The crowd connects the dots in real time.

The chant changes.

“KISS! KISS! KISS!”

My pulse slams.

Oh.

This is about me.

About us.

Dex’s voice goes slightly panicked. “OKAY. THIS JUST TOOK A TURN.”

Bryce yells, “WE HAVE LOST CONTROL OF THE EVENT.”

Mason mutters, “I’D LIKE IT NOTED THIS WAS NOT MY IDEA.”

Eli, calm as ever says, “There is no scenario where this ends quietly.”

I skate toward the bench first, heart pounding, the magnitude of the moment crashing in all at once.

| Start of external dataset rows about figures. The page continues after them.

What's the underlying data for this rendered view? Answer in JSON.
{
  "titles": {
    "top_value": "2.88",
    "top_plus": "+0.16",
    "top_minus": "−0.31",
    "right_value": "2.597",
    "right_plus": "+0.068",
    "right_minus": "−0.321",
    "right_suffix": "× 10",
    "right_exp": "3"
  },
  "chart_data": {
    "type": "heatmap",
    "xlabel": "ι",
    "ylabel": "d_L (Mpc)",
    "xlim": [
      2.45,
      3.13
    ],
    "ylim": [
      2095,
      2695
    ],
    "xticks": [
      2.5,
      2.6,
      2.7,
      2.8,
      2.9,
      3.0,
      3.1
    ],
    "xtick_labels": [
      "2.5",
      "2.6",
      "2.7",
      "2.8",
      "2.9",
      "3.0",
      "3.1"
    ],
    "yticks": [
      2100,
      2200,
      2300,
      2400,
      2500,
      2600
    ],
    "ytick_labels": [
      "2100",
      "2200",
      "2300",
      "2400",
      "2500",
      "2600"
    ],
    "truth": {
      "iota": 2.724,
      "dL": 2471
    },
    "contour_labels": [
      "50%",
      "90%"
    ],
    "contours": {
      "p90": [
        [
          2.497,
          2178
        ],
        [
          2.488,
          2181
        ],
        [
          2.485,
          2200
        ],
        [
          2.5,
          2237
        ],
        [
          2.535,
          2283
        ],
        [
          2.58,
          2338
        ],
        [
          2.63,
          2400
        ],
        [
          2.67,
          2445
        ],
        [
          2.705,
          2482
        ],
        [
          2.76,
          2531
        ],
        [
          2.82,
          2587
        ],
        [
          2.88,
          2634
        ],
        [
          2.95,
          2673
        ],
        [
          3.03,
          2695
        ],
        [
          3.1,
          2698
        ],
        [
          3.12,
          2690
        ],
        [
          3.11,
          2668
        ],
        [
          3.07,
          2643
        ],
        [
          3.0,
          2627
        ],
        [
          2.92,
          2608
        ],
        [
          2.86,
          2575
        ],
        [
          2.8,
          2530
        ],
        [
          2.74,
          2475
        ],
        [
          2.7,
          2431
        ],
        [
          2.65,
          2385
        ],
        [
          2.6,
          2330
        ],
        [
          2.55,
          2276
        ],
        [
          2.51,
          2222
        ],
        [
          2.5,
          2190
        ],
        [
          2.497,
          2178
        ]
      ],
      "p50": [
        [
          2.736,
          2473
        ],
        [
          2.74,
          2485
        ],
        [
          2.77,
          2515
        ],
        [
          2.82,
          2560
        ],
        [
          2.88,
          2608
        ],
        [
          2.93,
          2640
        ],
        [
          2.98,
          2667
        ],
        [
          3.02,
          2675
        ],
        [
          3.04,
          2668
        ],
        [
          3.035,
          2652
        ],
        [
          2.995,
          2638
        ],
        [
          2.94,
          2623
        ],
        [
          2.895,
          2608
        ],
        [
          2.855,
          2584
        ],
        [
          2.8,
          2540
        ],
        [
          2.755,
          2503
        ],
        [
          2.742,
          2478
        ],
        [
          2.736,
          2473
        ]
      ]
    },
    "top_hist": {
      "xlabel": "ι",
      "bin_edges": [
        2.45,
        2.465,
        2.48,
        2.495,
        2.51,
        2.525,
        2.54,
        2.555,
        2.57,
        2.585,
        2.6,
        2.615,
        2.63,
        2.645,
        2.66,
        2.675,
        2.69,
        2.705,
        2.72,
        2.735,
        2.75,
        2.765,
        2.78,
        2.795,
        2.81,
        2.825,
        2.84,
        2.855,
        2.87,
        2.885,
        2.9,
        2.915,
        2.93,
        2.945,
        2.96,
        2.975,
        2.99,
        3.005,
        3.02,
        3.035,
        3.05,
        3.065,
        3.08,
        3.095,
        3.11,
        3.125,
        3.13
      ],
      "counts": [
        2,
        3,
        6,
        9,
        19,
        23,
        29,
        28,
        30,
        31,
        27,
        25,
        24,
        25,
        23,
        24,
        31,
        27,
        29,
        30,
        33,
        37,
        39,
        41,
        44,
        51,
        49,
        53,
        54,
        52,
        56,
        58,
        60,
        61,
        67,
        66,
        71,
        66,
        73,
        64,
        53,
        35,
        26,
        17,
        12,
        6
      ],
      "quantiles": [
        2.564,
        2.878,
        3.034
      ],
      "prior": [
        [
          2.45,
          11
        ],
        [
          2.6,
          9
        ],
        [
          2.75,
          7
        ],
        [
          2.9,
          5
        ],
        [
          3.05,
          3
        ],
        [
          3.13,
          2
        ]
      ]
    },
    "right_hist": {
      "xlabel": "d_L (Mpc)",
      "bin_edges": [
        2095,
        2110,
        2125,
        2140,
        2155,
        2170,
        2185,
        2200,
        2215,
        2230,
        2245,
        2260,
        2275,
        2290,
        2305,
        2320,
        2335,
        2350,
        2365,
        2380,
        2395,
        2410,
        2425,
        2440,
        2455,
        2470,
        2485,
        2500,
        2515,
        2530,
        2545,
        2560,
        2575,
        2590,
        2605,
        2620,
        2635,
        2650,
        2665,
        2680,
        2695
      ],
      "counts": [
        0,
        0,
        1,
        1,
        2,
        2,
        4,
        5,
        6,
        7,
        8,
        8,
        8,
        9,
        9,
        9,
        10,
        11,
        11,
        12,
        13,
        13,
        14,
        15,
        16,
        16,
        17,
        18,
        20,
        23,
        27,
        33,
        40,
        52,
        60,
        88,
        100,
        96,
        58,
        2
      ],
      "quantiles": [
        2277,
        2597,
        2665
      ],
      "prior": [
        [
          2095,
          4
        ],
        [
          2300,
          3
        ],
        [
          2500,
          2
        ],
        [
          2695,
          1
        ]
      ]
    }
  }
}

My helmet is already off, sweat cooling against my skin, thoughts racing faster than my skates ever could.

Part of me wants to sit down. Hide. Let this pass.

The other part knows I won’t be able to live with myself if I do.

Coach steps beside me.

“You don’t get many moments where the whole building’s listening,” he says quietly.

Then he walks away.

The chant grows louder.

I’m still angry.

Still hurt.

Still don’t have answers.

But I’m done hiding.

I push toward section 114, blades cutting hard, and slide my stick into the hands of a wide-eyed kid pressed against the glass like I’m passing off the last piece of myself before I jump.

Then I hop the boards.

The crowd explodes.

I stop in front of her.

Up close, her eyes are wide, breath caught, hands shaking around that stupid T-shirt.

“I’m not pretending you don’t matter,” I say.

The crowd is still chanting, the word crashing over us in waves.

“Kiss! Kiss! Kiss!”

She swallows, eyes flicking to the jumbotron and back to me, like she can’t quite believe this is real.

“Colby…” she starts, breathless.

I don’t let her finish.

I cup her face, feel her hands clutch at my jersey, and then I kiss her hard with no hesitation, no careful distance. It’s intense and unfiltered, the kind of kiss that carries weeks of anger and want and everything we never said.

She melts into it with a soft sound that goes straight through me, and when she kisses me back, it’s just as fierce.

The chant turns into a roar.

Sound crashes in from every direction.

And for the first time all night, I don’t care who’s watching.